From this perspective, investment in science and technology and high-end manufacturing requires investment institutions to be able to withstand "loneliness", have a deep understanding of the law of industrial development, and continue to go deep into the industry and accompany them for a long time. To this end, Fengnian Capital has built three important capabilities: first, research and insight into the industry; Second, the operation and management of the industry can improve its own ability and empowerment; The third is the ability to acquire, collect and integrate industry information resources. The long-term strategy of Fengnian is to lay the foundation of these three abilities deep enough and solid enough to occupy an important position in the track.
On the other hand, with more and more investment institutions entering the market, the competition between technology and high-end manufacturing is becoming increasingly fierce. This makes it far from enough to just invest "money" in the project. How to provide unique help for enterprises has become the differentiated advantage of various institutions.
In this case, both US dollar funds and RMB funds began to integrate in two ways, learning from each other's ideas and ways of playing. For example, US dollar funds should learn to understand the A-share market and understand the logic of China's industrial policy; Renminbi funds should also learn from the deep industrialization of dollar funds.
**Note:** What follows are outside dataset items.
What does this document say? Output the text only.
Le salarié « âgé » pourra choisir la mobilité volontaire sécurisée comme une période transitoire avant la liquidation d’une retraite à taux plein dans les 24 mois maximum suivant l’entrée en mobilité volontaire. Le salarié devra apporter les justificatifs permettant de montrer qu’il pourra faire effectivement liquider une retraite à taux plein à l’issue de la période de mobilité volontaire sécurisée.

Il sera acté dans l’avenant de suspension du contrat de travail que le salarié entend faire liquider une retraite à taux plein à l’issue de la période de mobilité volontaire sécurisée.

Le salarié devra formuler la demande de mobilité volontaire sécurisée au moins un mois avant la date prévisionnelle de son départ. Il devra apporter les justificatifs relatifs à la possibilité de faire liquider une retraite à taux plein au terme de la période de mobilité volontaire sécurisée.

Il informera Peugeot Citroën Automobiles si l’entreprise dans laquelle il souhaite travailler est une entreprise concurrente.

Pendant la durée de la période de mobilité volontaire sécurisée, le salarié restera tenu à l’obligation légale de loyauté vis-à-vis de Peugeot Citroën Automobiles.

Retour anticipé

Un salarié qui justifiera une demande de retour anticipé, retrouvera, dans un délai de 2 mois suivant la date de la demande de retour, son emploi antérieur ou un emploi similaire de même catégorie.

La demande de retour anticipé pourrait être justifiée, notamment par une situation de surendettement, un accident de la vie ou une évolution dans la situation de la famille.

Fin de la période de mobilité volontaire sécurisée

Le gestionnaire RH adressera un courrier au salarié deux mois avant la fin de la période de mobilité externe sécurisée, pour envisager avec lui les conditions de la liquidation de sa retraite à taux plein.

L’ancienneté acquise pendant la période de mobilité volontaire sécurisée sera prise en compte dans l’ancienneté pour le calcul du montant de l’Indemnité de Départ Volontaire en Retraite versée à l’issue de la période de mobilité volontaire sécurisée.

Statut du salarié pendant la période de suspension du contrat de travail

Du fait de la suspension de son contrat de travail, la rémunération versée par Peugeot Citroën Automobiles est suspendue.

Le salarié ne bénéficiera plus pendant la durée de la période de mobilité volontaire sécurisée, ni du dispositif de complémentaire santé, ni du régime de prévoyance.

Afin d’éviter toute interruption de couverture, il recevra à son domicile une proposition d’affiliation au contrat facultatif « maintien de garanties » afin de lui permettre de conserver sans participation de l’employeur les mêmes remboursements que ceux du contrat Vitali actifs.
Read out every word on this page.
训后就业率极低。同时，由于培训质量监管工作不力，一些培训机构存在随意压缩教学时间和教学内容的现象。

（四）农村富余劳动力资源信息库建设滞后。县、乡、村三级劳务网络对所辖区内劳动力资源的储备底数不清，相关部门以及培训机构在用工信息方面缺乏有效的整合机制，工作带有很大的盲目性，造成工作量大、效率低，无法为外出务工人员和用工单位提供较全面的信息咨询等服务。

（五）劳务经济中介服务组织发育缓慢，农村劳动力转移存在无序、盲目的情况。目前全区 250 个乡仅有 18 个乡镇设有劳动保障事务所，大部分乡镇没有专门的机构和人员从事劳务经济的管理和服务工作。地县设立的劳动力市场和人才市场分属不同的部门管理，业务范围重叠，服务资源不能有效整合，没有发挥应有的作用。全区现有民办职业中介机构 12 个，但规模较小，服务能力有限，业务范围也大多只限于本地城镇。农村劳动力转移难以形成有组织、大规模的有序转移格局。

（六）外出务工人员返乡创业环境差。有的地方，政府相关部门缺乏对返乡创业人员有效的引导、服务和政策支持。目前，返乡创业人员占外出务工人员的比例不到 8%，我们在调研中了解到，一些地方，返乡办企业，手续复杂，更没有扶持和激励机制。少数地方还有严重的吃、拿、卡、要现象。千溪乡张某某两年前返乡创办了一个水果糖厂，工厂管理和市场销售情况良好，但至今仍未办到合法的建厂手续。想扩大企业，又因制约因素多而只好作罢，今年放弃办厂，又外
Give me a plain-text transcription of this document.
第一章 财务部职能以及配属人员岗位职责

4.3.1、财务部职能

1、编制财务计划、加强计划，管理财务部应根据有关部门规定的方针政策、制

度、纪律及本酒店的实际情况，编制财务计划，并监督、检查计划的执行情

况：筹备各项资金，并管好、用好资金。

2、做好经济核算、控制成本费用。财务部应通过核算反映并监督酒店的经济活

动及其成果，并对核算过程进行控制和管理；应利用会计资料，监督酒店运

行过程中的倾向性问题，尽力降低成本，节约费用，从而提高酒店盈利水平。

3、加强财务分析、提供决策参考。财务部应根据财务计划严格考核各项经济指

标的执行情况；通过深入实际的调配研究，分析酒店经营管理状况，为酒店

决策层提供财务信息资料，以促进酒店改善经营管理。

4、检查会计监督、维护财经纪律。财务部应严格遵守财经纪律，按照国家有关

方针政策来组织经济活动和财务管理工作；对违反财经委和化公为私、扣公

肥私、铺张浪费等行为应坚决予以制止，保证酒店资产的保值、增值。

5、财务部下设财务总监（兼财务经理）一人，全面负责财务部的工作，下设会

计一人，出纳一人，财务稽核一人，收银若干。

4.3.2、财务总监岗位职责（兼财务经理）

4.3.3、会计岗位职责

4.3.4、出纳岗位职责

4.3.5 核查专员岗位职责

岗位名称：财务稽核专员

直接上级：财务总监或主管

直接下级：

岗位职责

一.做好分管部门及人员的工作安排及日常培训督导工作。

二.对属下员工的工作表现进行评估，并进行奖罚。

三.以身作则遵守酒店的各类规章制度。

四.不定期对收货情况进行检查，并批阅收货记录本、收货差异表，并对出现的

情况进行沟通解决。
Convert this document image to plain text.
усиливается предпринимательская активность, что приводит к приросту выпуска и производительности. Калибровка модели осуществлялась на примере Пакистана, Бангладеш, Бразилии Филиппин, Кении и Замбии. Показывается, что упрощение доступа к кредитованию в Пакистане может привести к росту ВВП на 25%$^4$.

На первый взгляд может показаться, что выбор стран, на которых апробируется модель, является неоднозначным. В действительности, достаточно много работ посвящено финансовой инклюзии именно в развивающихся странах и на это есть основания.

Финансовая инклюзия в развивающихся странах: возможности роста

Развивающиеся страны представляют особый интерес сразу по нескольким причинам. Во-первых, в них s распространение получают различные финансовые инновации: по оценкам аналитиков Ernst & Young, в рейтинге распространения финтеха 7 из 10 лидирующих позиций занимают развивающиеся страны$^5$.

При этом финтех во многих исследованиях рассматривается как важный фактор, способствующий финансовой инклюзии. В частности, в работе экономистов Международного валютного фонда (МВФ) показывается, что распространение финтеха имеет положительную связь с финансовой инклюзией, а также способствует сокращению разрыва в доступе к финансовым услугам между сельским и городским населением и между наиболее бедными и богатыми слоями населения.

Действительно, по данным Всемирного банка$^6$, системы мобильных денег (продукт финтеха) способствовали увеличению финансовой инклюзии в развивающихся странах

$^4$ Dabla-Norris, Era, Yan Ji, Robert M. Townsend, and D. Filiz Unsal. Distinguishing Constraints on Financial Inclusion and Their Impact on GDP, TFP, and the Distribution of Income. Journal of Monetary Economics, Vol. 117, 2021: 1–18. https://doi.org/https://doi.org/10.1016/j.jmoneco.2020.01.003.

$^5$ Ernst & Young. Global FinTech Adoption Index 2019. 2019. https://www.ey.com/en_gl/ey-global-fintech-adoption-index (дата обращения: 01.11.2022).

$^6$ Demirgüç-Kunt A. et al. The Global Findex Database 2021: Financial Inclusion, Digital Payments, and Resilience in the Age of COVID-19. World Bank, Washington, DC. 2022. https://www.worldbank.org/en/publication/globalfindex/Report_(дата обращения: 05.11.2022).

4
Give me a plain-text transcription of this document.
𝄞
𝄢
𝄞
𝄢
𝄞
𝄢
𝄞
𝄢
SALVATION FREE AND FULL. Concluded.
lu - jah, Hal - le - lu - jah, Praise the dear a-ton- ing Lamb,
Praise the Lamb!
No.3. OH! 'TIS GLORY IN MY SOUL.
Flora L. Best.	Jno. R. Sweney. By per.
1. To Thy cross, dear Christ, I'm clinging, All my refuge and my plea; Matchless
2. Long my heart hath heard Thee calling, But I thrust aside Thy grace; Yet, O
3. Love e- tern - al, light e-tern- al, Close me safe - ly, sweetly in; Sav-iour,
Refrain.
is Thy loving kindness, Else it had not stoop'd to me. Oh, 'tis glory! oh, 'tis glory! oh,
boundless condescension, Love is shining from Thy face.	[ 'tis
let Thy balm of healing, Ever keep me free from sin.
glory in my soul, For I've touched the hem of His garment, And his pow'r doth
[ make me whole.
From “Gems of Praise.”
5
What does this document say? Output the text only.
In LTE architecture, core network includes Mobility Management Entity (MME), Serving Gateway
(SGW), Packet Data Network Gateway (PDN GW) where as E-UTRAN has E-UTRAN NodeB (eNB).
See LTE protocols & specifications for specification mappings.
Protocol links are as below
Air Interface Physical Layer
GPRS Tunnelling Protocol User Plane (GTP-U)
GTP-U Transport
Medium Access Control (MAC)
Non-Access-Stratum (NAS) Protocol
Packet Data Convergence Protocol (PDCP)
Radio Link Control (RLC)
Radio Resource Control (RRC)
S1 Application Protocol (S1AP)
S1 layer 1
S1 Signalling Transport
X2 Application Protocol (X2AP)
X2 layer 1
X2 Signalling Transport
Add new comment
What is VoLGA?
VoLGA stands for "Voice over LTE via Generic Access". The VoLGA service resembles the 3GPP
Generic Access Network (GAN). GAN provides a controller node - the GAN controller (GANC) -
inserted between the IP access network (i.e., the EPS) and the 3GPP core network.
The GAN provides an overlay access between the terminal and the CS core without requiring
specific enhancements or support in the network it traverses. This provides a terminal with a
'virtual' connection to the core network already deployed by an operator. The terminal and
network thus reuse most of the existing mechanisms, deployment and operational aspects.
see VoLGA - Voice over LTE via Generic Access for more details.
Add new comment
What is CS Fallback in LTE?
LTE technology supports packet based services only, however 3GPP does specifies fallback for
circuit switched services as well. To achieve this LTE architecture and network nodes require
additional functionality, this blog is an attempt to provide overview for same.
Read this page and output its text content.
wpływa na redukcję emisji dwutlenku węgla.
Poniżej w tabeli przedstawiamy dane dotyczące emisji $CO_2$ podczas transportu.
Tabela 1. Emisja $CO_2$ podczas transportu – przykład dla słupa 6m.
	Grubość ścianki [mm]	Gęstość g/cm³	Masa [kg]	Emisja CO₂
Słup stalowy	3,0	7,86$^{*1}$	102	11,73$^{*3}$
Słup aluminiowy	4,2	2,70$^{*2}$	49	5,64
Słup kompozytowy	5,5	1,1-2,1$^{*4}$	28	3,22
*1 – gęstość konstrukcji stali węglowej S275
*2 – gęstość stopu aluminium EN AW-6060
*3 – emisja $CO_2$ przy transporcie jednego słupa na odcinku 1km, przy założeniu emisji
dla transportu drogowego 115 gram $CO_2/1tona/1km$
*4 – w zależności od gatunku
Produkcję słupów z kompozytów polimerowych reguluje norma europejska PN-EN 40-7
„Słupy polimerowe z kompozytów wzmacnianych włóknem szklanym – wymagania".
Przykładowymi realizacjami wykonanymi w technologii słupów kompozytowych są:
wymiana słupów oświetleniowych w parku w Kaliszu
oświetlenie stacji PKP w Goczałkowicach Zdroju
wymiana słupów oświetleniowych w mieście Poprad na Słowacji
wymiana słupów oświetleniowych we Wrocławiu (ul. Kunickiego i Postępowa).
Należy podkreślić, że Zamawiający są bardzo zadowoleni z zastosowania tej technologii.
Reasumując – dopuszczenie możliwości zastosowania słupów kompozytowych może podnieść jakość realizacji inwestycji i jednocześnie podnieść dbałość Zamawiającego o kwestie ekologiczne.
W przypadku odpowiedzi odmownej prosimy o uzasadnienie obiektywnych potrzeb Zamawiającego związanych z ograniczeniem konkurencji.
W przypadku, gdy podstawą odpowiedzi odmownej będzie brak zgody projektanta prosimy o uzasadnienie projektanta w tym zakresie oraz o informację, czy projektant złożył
This means that in the medium and long term in the future, the venture capital market will continue to surge in more intense competition, and investment institutions with distinctive characteristics and sustainable evolution will win in the future.
Of course, we should be more aware that the more changes, the more opportunities: at present, China is at the key node of industrial transformation and upgrading, and both the national and industrial levels are vigorously promoting the development of science and technology industries, which provides fertile growth soil for investment institutions that better understand the local situation. According to the data released by the Ministry of Science and Technology of China, the total social R&D investment in China increased from 1.42 trillion yuan in 20 15 to about 2.4 trillion yuan in 2020, of which the basic research expenditure nearly doubled compared with 20 15 years, and exceeded15 billion yuan in 2020. Behind the absolute figures is China's determination to keep building barriers in the field of hard science and technology.
Therefore, for local institutions represented by Fengnian Capital, it is the grand narrative of the rise of China's science and technology and high-end manufacturing industry that gives such investment institutions and enterprises excellent development opportunities. With the rise of more and more scientific and technological enterprises, a brand-new industry is slowly unfolding in the future.